Ненахов поманил Иванова, тот подошел, Колков дверь распахнул, выпустил арестанта на перрон.

— Пожалуйста, представьтесь, — попросил Родин. — Я слыхал — вы русский, Иванов? Так?

— Верно.

— Не слышу…

— Верно, — повторил Иванов громче.

— Не слышу, не слышу! «Ваше благородие» не слышу! Надобно отвечать офицеру по уставу!

— Я свое отслужил, на Шипке отслужил, не где-нибудь.

— Герой, значит?

— Георгиевского кавалера имею за честное исполнение солдатского долга.

— Та-ак… Профессия у тебя какая?

— Слесарь по металлу.

— Православный?

— Да.

— Эсер? Или демократ.

— Социал-демократ.

— А дружок кто?

— Тут все мои друзья.

— Тот, у которого сердце болит.

— Человек.

— Это я понимаю, что не лось. Тоже социал-демократ?

— Беспартийный.

— А зовут как?

— Не знаю.

— Друг, а имени не знаете?

— Не знаю.

— Ну что ж, за это пятьдесят шомполов по заднице получите.

Из вокзала тонко крикнули:

— Меня зовут Людвиг Штоканьский.

— Иди сюда, Людвиг Штоканьский.

— Он не может, ваше благородие, — сказал Иванов, — побойтесь бога, у него ж сердце останавливается, руки ледяные.

— Иди сюда, поляк! — повторил поручик.

— От зверь, а? — как-то удивленно, словно себе самому, сказал Иванов.

Поручик, словно бы не услыхав, предложил:

— Ну-ка, крещеный, скажи, чтоб Штоканьский добром пришел. Тогда тебя отпущу на все четыре стороны.

— Иванов я, Иванов… Не Каин, а Иванов. У меня рука не подымется на такое…

Родин снял перчатки с рук, поднял их, спросил:

— А у меня б поднялась? Какие у меня руки, православный?

— Красивые, — ответил Иванов, и Пилипченко заметил, как стал бледнеть слесарь, синюшне, спокойно, без надрыва или испуга.

— Барские?

— Уж не рабочие.

— Ладно, слесарь Иванов. Иди домой, скажи дружкам, чтоб от бунтов подальше были. Иди, Иванов, иди.

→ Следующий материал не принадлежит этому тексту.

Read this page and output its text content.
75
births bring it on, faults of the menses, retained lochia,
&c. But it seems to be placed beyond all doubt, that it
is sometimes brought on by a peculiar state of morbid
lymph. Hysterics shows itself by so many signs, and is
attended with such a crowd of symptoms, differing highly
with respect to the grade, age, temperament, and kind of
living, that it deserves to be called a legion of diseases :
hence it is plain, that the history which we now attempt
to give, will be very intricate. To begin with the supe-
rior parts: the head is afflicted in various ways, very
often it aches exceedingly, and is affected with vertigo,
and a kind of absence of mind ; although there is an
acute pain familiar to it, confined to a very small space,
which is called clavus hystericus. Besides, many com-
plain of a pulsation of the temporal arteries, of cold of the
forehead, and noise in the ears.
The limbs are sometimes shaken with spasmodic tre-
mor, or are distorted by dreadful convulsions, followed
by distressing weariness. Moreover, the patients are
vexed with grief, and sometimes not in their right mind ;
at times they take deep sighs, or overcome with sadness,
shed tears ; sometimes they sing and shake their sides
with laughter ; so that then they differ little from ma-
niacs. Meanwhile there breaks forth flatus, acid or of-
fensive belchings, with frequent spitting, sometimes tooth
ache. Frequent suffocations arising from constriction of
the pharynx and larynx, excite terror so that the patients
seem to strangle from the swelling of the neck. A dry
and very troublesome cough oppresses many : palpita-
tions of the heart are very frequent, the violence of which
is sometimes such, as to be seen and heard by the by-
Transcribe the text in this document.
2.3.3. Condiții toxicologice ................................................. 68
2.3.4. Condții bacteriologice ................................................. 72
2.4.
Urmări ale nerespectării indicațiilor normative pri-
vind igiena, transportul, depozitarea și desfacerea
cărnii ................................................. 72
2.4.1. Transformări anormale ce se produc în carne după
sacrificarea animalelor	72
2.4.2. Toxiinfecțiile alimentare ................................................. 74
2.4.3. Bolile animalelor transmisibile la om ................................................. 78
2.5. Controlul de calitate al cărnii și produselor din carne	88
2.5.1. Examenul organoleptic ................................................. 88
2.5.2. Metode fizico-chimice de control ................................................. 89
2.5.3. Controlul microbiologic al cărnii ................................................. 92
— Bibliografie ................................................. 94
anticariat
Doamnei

— Разве без суда можно, барин? Государь конституцию ведь пожаловал, высший закон…

«О чем это он? — не понял Пилипченко. — Чего суд поминает? »

— Иди, Иванов, — повторил Родин. — Или запорю насмерть. Иди.

— Прощайте, товарищи! Людвиг, напиши моим, как они меня убили! — крикнул Иванов жалобным, срывающимся голосом, повернулся, сунул руки в карманы легкой тужурки и пошел по перрону.

Родин достал наган, прицелился и выстрелил ему в спину — четыре раза подряд, а Иванов все шел и шел, не оглядывался, будто какой святой, от пуль заговоренный. Упал внезапно, словно почувствовав белый испуг на лице молоденького офицерика.